Cold Mountain.

This is my friend Cold Mountain.

This is at my wedding.  Doesn't it look like WE just got married?  God.  If only, right, CM?

This is at my wedding. Doesn’t it look like WE just got married? God. If only, right, CM?  (Also, he’s apparently the first person so far whose privacy I do not care about respecting.  That’s really saying something.)

He’s called Cold Mountain because at first glance, he appears to have an icy demeanor.  This is unfortunate, because he’s not icy at all – he’s one of my favorite weirdos on the planet and I love him to pieces.  (Is it emasculating to say that about a man?  I don’t know.  And I don’t care.)  Because he is so near and dear to my heart, I could feel bad about continuing to call him such a terrible name despite knowing it’s not rooted in reality.  However, in college, when high-dose hormonal birth control made me the Incredibly Ballooning Girl, he called me “Chesty Morgan” because my boobs get super huge, so he’s earned it.

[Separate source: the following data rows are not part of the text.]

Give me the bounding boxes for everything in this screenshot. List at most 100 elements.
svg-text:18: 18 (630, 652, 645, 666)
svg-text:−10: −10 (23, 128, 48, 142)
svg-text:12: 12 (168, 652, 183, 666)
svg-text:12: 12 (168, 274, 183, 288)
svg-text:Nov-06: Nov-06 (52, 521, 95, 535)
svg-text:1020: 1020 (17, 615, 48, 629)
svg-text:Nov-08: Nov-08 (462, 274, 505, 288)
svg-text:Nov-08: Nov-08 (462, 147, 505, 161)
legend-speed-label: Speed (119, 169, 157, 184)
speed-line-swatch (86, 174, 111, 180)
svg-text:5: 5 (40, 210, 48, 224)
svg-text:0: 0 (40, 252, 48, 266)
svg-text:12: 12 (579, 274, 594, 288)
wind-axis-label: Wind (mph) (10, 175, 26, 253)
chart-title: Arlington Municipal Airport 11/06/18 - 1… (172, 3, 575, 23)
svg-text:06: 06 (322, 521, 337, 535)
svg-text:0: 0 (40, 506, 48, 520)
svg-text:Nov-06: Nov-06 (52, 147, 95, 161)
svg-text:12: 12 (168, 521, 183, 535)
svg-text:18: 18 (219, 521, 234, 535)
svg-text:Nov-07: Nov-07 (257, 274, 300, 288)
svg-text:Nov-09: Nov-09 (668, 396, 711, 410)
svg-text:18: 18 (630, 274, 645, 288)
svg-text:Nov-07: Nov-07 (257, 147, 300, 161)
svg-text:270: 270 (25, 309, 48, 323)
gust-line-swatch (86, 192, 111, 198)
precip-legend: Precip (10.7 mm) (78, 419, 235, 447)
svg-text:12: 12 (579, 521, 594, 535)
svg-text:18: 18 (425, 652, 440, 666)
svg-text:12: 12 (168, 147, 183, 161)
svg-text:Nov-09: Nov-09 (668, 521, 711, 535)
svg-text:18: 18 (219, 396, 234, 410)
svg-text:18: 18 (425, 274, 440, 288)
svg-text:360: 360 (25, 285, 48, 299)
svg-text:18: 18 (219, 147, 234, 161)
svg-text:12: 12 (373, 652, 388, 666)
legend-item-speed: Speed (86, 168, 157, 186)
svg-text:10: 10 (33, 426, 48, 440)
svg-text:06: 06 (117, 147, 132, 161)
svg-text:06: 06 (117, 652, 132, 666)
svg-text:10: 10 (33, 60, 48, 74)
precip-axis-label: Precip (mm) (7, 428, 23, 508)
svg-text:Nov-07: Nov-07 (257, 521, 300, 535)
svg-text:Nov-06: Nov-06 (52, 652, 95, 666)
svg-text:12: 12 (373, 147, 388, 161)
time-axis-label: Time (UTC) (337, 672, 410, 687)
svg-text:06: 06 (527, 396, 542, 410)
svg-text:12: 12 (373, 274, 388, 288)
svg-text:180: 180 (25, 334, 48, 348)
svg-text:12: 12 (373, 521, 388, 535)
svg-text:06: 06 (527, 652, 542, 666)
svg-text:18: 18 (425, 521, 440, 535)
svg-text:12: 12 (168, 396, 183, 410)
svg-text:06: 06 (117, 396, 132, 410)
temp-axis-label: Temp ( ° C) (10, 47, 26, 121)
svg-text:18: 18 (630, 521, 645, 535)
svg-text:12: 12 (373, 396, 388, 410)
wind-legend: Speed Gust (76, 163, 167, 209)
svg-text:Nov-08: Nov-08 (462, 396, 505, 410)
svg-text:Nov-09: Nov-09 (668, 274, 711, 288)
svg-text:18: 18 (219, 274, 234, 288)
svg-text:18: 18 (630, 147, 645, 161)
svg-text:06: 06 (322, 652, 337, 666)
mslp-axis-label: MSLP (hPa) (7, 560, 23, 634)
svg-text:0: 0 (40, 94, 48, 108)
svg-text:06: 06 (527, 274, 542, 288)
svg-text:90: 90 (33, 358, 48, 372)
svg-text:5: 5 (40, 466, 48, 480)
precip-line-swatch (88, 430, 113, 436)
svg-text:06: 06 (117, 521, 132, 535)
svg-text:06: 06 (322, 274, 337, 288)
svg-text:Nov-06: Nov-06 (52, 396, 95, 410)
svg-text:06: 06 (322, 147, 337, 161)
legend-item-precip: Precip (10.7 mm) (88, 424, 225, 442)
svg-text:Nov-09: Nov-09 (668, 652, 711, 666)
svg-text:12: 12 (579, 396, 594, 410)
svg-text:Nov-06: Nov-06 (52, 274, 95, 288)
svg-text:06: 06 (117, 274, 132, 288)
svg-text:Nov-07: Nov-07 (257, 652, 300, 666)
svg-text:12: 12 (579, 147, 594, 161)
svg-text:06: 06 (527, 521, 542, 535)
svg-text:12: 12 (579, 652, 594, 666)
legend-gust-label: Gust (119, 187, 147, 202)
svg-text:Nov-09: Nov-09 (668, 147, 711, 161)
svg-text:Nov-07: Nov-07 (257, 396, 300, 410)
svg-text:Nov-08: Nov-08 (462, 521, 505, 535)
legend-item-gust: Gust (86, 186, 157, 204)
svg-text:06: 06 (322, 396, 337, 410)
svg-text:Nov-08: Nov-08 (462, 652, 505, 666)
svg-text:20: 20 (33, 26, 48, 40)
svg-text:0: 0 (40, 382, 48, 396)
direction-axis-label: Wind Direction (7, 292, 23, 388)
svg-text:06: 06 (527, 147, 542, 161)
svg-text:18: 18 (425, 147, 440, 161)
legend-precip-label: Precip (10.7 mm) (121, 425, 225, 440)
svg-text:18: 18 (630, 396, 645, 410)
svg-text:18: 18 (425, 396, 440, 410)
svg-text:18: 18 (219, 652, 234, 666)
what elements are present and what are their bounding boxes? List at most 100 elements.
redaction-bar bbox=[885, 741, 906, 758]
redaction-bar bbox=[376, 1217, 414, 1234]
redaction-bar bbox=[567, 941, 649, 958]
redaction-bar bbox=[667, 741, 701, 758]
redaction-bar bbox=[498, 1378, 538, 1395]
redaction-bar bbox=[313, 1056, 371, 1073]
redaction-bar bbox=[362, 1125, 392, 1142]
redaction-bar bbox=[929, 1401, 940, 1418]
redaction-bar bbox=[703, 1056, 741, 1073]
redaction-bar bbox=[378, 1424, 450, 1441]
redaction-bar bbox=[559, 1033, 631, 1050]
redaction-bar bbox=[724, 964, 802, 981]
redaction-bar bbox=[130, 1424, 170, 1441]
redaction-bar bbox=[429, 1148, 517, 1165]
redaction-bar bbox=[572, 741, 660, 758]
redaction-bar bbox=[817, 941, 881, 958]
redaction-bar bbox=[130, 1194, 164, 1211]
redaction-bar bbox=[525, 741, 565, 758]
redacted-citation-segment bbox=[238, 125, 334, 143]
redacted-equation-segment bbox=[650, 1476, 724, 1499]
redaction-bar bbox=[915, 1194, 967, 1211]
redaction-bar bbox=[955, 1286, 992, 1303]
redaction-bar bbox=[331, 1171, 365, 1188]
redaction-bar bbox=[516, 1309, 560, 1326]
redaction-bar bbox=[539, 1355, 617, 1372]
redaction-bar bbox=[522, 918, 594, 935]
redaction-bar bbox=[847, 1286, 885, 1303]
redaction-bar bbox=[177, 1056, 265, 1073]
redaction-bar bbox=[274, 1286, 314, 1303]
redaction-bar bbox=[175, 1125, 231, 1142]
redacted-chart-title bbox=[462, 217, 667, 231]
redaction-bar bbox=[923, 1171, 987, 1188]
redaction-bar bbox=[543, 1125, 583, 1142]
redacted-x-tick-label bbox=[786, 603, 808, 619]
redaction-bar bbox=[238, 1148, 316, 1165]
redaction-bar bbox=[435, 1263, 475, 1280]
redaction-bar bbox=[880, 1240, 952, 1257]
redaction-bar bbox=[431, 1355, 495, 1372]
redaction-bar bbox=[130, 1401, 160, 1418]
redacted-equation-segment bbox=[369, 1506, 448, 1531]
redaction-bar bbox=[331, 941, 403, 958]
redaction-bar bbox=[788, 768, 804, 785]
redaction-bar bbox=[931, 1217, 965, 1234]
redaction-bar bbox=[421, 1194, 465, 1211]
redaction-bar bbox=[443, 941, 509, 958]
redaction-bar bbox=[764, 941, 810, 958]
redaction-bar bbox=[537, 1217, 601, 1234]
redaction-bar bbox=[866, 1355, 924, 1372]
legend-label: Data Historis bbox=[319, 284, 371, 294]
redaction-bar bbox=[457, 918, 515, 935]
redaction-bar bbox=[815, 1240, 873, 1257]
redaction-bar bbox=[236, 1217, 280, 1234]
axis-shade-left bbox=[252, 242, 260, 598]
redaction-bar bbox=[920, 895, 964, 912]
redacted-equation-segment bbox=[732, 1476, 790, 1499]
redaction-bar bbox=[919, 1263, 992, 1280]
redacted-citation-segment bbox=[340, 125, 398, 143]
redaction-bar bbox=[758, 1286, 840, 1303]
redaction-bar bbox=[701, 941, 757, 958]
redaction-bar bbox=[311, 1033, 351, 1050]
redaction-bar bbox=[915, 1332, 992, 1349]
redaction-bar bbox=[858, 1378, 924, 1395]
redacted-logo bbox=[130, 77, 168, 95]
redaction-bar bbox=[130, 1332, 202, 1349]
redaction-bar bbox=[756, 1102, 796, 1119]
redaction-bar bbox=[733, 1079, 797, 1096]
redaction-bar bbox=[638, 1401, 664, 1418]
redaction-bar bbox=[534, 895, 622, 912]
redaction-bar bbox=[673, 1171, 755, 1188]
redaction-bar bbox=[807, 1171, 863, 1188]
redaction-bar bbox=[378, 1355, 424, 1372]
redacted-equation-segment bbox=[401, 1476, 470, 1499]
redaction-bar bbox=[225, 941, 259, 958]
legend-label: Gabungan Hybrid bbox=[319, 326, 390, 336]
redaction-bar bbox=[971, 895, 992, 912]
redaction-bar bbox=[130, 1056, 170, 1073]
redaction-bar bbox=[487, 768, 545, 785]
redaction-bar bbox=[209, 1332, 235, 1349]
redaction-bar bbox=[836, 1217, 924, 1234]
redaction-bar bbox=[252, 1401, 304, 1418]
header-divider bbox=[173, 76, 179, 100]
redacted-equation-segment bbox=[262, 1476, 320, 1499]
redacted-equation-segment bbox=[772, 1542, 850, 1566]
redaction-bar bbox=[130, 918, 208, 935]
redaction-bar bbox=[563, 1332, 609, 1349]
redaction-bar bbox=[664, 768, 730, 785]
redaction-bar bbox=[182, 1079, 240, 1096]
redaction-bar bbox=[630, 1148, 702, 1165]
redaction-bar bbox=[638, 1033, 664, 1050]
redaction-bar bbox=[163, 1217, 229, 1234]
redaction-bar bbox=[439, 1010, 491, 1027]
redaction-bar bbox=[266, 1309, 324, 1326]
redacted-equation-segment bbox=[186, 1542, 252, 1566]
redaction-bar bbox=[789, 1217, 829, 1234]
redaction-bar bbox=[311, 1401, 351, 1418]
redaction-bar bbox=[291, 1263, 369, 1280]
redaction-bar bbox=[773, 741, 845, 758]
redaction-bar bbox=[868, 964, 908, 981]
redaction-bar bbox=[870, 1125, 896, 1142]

Cold Mountain was one of the first people I met in college, as he lived on my dorm floor and had the misfortune of opening his dorm room door to me and some other wackjobs as we ran through the halls, obnoxiously knocking on doors and trying to meet as many people as possible.  He ended up being one of the only true friends I gleaned from the whirlwind insanity of my undergraduate career.  We lived together our third year (and technically our fourth, although by then, I was shacked up with The Husband most of the time), and CM helped my husband get me back to the apartment building so that Husband could propose.

CM is getting his PhD in brains and does a lot of horrible research on rats, which he likes to tell me all about over dinners.  For a while, I thought I could return the favor by telling him stories about removing the femurs from dead people.  He, like the regular cold mountain he is, remained unfazed.  Of course.

We live in the same city and yet can go months without seeing each other.  He’s busy being a genius and I’m busy braiding color-coordinated yarn holiday headbands for preschoolers.  This used to make me upset and I felt hugely guilty about it, until I realized that it is in these absences that I get to see how solid our friendship is.  If you can go months without speaking and pick up exactly where you left off, it’s the real deal.

I don’t have a crafty ending to this post.  There’s nothing super funny or weird or stupid about this.  The simple truth is that I just received an email reply from Cold Mountain and got so excited to see his email address in my inbox, and then was immediately grateful to have someone in my life who inspires so much glee.

I love you, CM.  Spumoni soon.


5 thoughts on “Cold Mountain.

  1. I’m going to see my best friend from college later this week. Can’t wait! He is also a super genius and I am a non sucessful bitter person. That’s why we are best friends, because we have so much in common.

    • Have you seen him yet? Are you intimidated by his genius success? I’m a little threatened by my friend, until I realize that I would never want to be doing what he does.

      • He is actually traveling. My bitter life! Not only that, but I am threatened by his success. He’s in freaking Hawaii, while I am stuck in the snow in Utah applying for jobs on my birthday. Bitter follows me even to Utah!

  2. Aww. Don’t you love friends like that? Even though we live like, a mile away, it’s been months since I saw one of my best friends who I’ve known since fourth grade. I saw her recently, and it’s like we’ve seen each other every day!